Quel souvenir la société française en garde-t-elle ?
GT : Chaque attaque nous affecte et nous marque plus ou moins en fonction de nos propres facteurs. Chacun y réagit en fonction de sa position et de ce qu’il a vécu jusqu’à présent. L’attentat de Nice, par exemple, aurait pu être fortement ressenti en province, où ces attentats étaient jusqu’alors associés aux capitales. De même, le 11 septembre n’avait pas été vécu de la même manière par ceux, en France, qui connaissaient la métropole américaine, y avaient parfois des amis, et d’autres. Cela joue alors sur la mémoire que chacun a de ces événements.
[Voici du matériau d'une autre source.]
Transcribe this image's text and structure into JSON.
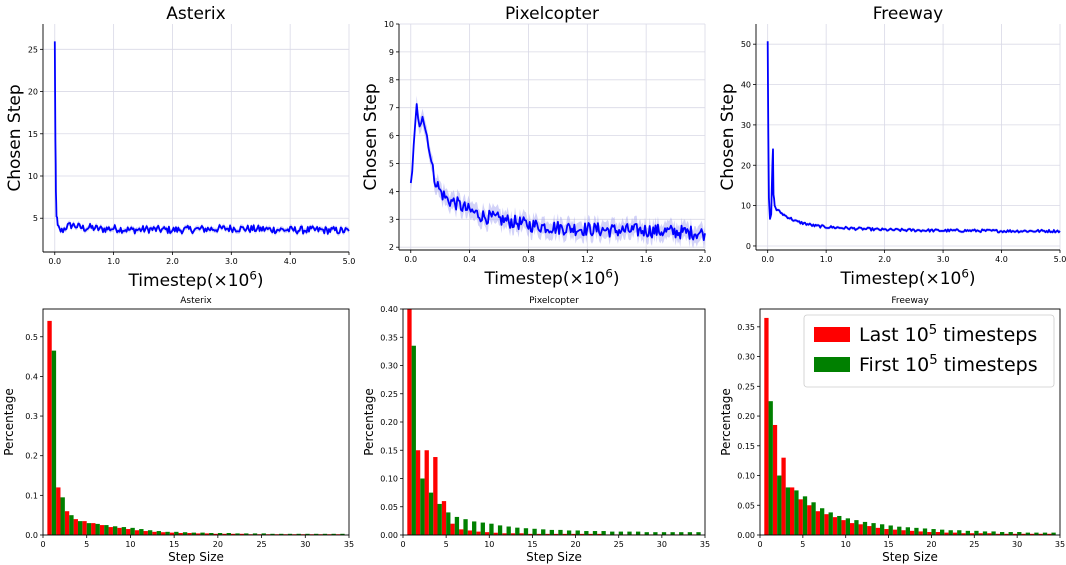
{
  "colors": {
    "line": "#0000ff",
    "band": "#9c9cf0",
    "last": "#ff0000",
    "first": "#008000",
    "grid": "#d9d9e6",
    "axis": "#000000"
  },
  "legend": {
    "placement": "top-right",
    "panel": "Freeway",
    "entries": [
      {
        "base": "Last 10",
        "sup": "5",
        "tail": " timesteps",
        "series": "last"
      },
      {
        "base": "First 10",
        "sup": "5",
        "tail": " timesteps",
        "series": "first"
      }
    ]
  },
  "chart_data": [
    {
      "type": "line",
      "title": "Asterix",
      "xlabel": "Timestep(×10",
      "xlabel_sup": "6",
      "xlabel_tail": ")",
      "ylabel": "Chosen Step",
      "xlim": [
        -0.2,
        5.0
      ],
      "ylim": [
        1,
        28
      ],
      "xticks": [
        0,
        1,
        2,
        3,
        4,
        5
      ],
      "xtick_labels": [
        "0.0",
        "1.0",
        "2.0",
        "3.0",
        "4.0",
        "5.0"
      ],
      "yticks": [
        5,
        10,
        15,
        20,
        25
      ],
      "grid": true,
      "series": [
        {
          "x": [
            0,
            0.01,
            0.02,
            0.03,
            0.05,
            0.08,
            0.12,
            0.2,
            0.3,
            0.4,
            0.5,
            0.6,
            0.8,
            1.0,
            1.3,
            1.6,
            2.0,
            2.5,
            3.0,
            3.5,
            4.0,
            4.5,
            5.0
          ],
          "y": [
            25.8,
            14.0,
            8.0,
            5.5,
            4.0,
            3.6,
            3.5,
            4.0,
            4.2,
            4.0,
            3.8,
            3.9,
            3.7,
            3.8,
            3.6,
            3.7,
            3.6,
            3.7,
            3.8,
            3.7,
            3.6,
            3.6,
            3.5
          ],
          "noise": 0.45,
          "band": 0.3
        }
      ]
    },
    {
      "type": "line",
      "title": "Pixelcopter",
      "xlabel": "Timestep(×10",
      "xlabel_sup": "6",
      "xlabel_tail": ")",
      "ylabel": "Chosen Step",
      "xlim": [
        -0.08,
        2.0
      ],
      "ylim": [
        1.9,
        10
      ],
      "xticks": [
        0,
        0.4,
        0.8,
        1.2,
        1.6,
        2.0
      ],
      "xtick_labels": [
        "0.0",
        "0.4",
        "0.8",
        "1.2",
        "1.6",
        "2.0"
      ],
      "yticks": [
        2,
        3,
        4,
        5,
        6,
        7,
        8,
        9,
        10
      ],
      "grid": true,
      "series": [
        {
          "x": [
            0,
            0.02,
            0.04,
            0.06,
            0.08,
            0.1,
            0.12,
            0.14,
            0.16,
            0.2,
            0.25,
            0.3,
            0.4,
            0.5,
            0.6,
            0.7,
            0.8,
            0.9,
            1.0,
            1.2,
            1.4,
            1.6,
            1.8,
            2.0
          ],
          "y": [
            4.2,
            5.5,
            7.0,
            6.5,
            6.8,
            6.2,
            5.8,
            5.0,
            4.5,
            4.0,
            3.7,
            3.6,
            3.3,
            3.1,
            3.0,
            2.9,
            2.8,
            2.75,
            2.7,
            2.65,
            2.6,
            2.6,
            2.55,
            2.5
          ],
          "noise": 0.25,
          "band": 0.3
        }
      ]
    },
    {
      "type": "line",
      "title": "Freeway",
      "xlabel": "Timestep(×10",
      "xlabel_sup": "6",
      "xlabel_tail": ")",
      "ylabel": "Chosen Step",
      "xlim": [
        -0.2,
        5.0
      ],
      "ylim": [
        -1,
        55
      ],
      "xticks": [
        0,
        1,
        2,
        3,
        4,
        5
      ],
      "xtick_labels": [
        "0.0",
        "1.0",
        "2.0",
        "3.0",
        "4.0",
        "5.0"
      ],
      "yticks": [
        0,
        10,
        20,
        30,
        40,
        50
      ],
      "grid": true,
      "series": [
        {
          "x": [
            0,
            0.01,
            0.02,
            0.04,
            0.06,
            0.08,
            0.09,
            0.1,
            0.12,
            0.15,
            0.2,
            0.3,
            0.5,
            0.8,
            1.0,
            1.5,
            2.0,
            2.5,
            3.0,
            3.5,
            4.0,
            4.5,
            5.0
          ],
          "y": [
            50.5,
            28.0,
            12.0,
            7.0,
            8.0,
            20.0,
            24.0,
            13.0,
            10.0,
            9.0,
            8.5,
            7.5,
            6.0,
            5.0,
            4.7,
            4.3,
            4.0,
            3.9,
            3.8,
            3.8,
            3.7,
            3.7,
            3.7
          ],
          "noise": 0.35,
          "band": 0.4
        }
      ]
    },
    {
      "type": "bar",
      "title": "Asterix",
      "xlabel": "Step Size",
      "ylabel": "Percentage",
      "xlim": [
        0,
        35
      ],
      "ylim": [
        0,
        0.57
      ],
      "xticks": [
        0,
        5,
        10,
        15,
        20,
        25,
        30,
        35
      ],
      "yticks": [
        0.0,
        0.1,
        0.2,
        0.3,
        0.4,
        0.5
      ],
      "ytick_labels": [
        "0.0",
        "0.1",
        "0.2",
        "0.3",
        "0.4",
        "0.5"
      ],
      "grid": false,
      "bins": [
        1,
        2,
        3,
        4,
        5,
        6,
        7,
        8,
        9,
        10,
        11,
        12,
        13,
        14,
        15,
        16,
        17,
        18,
        19,
        20,
        21,
        22,
        23,
        24,
        25,
        26,
        27,
        28,
        29,
        30,
        31,
        32,
        33,
        34
      ],
      "series": [
        {
          "name": "Last 10^5 timesteps",
          "key": "last",
          "values": [
            0.54,
            0.12,
            0.06,
            0.04,
            0.035,
            0.03,
            0.025,
            0.02,
            0.018,
            0.015,
            0.012,
            0.01,
            0.008,
            0.007,
            0.006,
            0.005,
            0.005,
            0.004,
            0.004,
            0.003,
            0.003,
            0.003,
            0.003,
            0.002,
            0.002,
            0.002,
            0.002,
            0.002,
            0.002,
            0.002,
            0.002,
            0.002,
            0.002,
            0.002
          ]
        },
        {
          "name": "First 10^5 timesteps",
          "key": "first",
          "values": [
            0.465,
            0.095,
            0.05,
            0.035,
            0.03,
            0.028,
            0.025,
            0.022,
            0.02,
            0.018,
            0.015,
            0.012,
            0.01,
            0.008,
            0.008,
            0.007,
            0.006,
            0.006,
            0.005,
            0.005,
            0.005,
            0.004,
            0.004,
            0.004,
            0.004,
            0.003,
            0.003,
            0.003,
            0.003,
            0.003,
            0.003,
            0.003,
            0.003,
            0.003
          ]
        }
      ]
    },
    {
      "type": "bar",
      "title": "Pixelcopter",
      "xlabel": "Step Size",
      "ylabel": "Percentage",
      "xlim": [
        0,
        35
      ],
      "ylim": [
        0,
        0.4
      ],
      "xticks": [
        0,
        5,
        10,
        15,
        20,
        25,
        30,
        35
      ],
      "yticks": [
        0.0,
        0.05,
        0.1,
        0.15,
        0.2,
        0.25,
        0.3,
        0.35,
        0.4
      ],
      "ytick_labels": [
        "0.00",
        "0.05",
        "0.10",
        "0.15",
        "0.20",
        "0.25",
        "0.30",
        "0.35",
        "0.40"
      ],
      "grid": false,
      "bins": [
        1,
        2,
        3,
        4,
        5,
        6,
        7,
        8,
        9,
        10,
        11,
        12,
        13,
        14,
        15,
        16,
        17,
        18,
        19,
        20,
        21,
        22,
        23,
        24,
        25,
        26,
        27,
        28,
        29,
        30,
        31,
        32,
        33,
        34
      ],
      "series": [
        {
          "name": "Last 10^5 timesteps",
          "key": "last",
          "values": [
            0.4,
            0.15,
            0.15,
            0.138,
            0.06,
            0.02,
            0.01,
            0.008,
            0.006,
            0.005,
            0.004,
            0.003,
            0.003,
            0.003,
            0.002,
            0.002,
            0.002,
            0.002,
            0.002,
            0.002,
            0.002,
            0.002,
            0.002,
            0.001,
            0.001,
            0.001,
            0.001,
            0.001,
            0.001,
            0.001,
            0.001,
            0.001,
            0.001,
            0.001
          ]
        },
        {
          "name": "First 10^5 timesteps",
          "key": "first",
          "values": [
            0.335,
            0.1,
            0.075,
            0.055,
            0.04,
            0.032,
            0.028,
            0.024,
            0.022,
            0.02,
            0.017,
            0.015,
            0.013,
            0.012,
            0.011,
            0.01,
            0.009,
            0.009,
            0.008,
            0.008,
            0.007,
            0.007,
            0.007,
            0.006,
            0.006,
            0.006,
            0.006,
            0.005,
            0.005,
            0.005,
            0.005,
            0.005,
            0.005,
            0.005
          ]
        }
      ]
    },
    {
      "type": "bar",
      "title": "Freeway",
      "xlabel": "Step Size",
      "ylabel": "Percentage",
      "xlim": [
        0,
        35
      ],
      "ylim": [
        0,
        0.38
      ],
      "xticks": [
        0,
        5,
        10,
        15,
        20,
        25,
        30,
        35
      ],
      "yticks": [
        0.0,
        0.05,
        0.1,
        0.15,
        0.2,
        0.25,
        0.3,
        0.35
      ],
      "ytick_labels": [
        "0.00",
        "0.05",
        "0.10",
        "0.15",
        "0.20",
        "0.25",
        "0.30",
        "0.35"
      ],
      "grid": false,
      "bins": [
        1,
        2,
        3,
        4,
        5,
        6,
        7,
        8,
        9,
        10,
        11,
        12,
        13,
        14,
        15,
        16,
        17,
        18,
        19,
        20,
        21,
        22,
        23,
        24,
        25,
        26,
        27,
        28,
        29,
        30,
        31,
        32,
        33,
        34
      ],
      "series": [
        {
          "name": "Last 10^5 timesteps",
          "key": "last",
          "values": [
            0.365,
            0.185,
            0.13,
            0.08,
            0.06,
            0.05,
            0.04,
            0.035,
            0.03,
            0.025,
            0.02,
            0.018,
            0.015,
            0.012,
            0.01,
            0.009,
            0.008,
            0.007,
            0.006,
            0.005,
            0.005,
            0.004,
            0.004,
            0.003,
            0.003,
            0.003,
            0.003,
            0.002,
            0.002,
            0.002,
            0.002,
            0.002,
            0.002,
            0.002
          ]
        },
        {
          "name": "First 10^5 timesteps",
          "key": "first",
          "values": [
            0.225,
            0.1,
            0.08,
            0.075,
            0.065,
            0.055,
            0.045,
            0.038,
            0.032,
            0.028,
            0.025,
            0.022,
            0.02,
            0.018,
            0.016,
            0.014,
            0.013,
            0.012,
            0.011,
            0.01,
            0.009,
            0.008,
            0.008,
            0.007,
            0.007,
            0.006,
            0.006,
            0.005,
            0.005,
            0.005,
            0.004,
            0.004,
            0.004,
            0.004
          ]
        }
      ]
    }
  ]
}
Mais dans l’ensemble, les choses ont aussi tendance à s’atténuer et à se fondre dans les souvenirs. Le programme « 13-Novembre », coordonné par l’historien Denis Peschanski et le neuropsychologue Francis Eustache, collecte des données depuis dix ans. Beaucoup de personnes interrogées aujourd’hui évoquent indistinctement les « attentats de Paris » ou « les attentats de 2015 ». Et citent plus le Bataclan que les autres attentats du 13 novembre. Les journalistes et les politiques ont une responsabilité à cet égard, lorsqu’ils utilisent des expressions malheureuses comme « les attentats du Bataclan »…
Quels en sont encore les traces et les effets dans la société ?
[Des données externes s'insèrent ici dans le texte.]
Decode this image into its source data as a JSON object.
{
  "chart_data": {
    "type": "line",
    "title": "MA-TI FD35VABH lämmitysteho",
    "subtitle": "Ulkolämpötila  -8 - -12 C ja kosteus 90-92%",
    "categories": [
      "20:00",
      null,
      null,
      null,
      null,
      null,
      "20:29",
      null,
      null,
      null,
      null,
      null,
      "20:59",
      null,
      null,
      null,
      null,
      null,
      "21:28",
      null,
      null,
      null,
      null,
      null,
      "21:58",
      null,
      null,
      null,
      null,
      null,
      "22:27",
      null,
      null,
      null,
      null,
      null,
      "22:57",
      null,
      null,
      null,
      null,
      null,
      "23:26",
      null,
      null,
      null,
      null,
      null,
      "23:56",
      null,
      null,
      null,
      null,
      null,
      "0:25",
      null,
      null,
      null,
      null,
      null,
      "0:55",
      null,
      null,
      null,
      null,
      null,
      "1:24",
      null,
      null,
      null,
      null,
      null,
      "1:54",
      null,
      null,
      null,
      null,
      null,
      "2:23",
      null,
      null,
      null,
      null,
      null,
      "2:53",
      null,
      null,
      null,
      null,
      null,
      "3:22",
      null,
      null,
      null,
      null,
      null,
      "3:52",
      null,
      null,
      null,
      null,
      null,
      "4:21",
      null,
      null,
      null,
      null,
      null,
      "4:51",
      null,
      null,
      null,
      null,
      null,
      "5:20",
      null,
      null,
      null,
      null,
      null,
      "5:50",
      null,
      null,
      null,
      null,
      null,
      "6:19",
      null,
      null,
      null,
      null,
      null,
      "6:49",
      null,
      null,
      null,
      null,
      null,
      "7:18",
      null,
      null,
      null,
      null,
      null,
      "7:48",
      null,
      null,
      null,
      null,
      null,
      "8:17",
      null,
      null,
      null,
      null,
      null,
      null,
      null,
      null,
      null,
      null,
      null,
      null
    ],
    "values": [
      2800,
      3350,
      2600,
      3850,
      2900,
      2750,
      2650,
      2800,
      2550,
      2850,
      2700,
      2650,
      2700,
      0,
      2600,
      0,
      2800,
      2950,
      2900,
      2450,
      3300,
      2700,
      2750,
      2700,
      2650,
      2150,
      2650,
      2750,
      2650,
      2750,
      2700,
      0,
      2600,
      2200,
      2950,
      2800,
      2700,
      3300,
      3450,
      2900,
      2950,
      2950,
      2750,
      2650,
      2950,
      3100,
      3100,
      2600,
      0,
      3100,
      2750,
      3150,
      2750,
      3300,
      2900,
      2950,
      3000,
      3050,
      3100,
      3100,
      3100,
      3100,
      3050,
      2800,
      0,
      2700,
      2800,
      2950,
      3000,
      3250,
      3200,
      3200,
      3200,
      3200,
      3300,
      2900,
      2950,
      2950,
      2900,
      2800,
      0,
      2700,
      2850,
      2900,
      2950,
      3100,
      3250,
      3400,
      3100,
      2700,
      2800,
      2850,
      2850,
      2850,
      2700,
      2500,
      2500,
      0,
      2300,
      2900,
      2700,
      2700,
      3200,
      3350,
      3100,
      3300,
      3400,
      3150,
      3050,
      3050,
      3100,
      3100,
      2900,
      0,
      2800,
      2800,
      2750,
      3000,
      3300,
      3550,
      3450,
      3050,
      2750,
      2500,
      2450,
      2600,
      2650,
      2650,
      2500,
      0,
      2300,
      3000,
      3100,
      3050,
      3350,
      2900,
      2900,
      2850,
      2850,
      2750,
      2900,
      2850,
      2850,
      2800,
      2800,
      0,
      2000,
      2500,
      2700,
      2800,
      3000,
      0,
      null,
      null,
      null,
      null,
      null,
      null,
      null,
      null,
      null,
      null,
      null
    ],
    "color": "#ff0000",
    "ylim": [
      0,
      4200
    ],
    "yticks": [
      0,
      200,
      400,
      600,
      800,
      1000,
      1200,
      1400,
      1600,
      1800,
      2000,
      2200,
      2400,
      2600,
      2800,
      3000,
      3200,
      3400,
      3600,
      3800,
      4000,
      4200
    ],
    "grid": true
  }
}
GT: Il y a d’abord toutes les traces mémorielles, comme les plaques commémoratives ou l’arbre du souvenir de la place de la République à Paris. Son histoire est intéressante : pour le premier anniversaire des attentats de janvier, il était prévu d’y planter 17 oliviers, mais après le 13 novembre et ses 130 morts, on a finalement opté pour un seul arbre : un chêne, destiné à devenir centenaire, mais ce que très peu de passants remarquent pour le moment… Il y a aussi le projet de musée-mémorial, annoncé par Emmanuel Macron en 2018 mais menacé aujourd’hui par des coupes budgétaires.
Ensuite, il y a toutes ces traces que laissent les attentats dans l’espace urbain et notre quotidien, qu’on finit par ne plus voir, comme les barrières de sécurité ou les blocs de béton à l’entrée des zones piétonnes, image de la Promenade des Anglais, entièrement réaménagée. depuis 2016.
Quant aux effets concrets, ils sont également nombreux. A court terme, il existe par exemple des formes de tourisme mémoriel autour des sites frappés, que l’on a pu observer dans le quartier de la République à Paris comme à New York après le 11 septembre, ou l’impact sur une salle de spectacle comme le Bataclan qui, une fois rouvert , a eu du mal à redevenir rentable. Mais sur le long terme, il reste très difficile de distinguer ce qui, à l’échelle de la société française, a été spécifiquement modifié par cet an et demi d’attentats. Tout simplement parce que cette société a vécu bien d’autres choses depuis, des gilets jaunes à la crise politique actuelle, en passant – et ce n’est pas non plus rien de « l’inouï » – la pandémie. du Covid-19.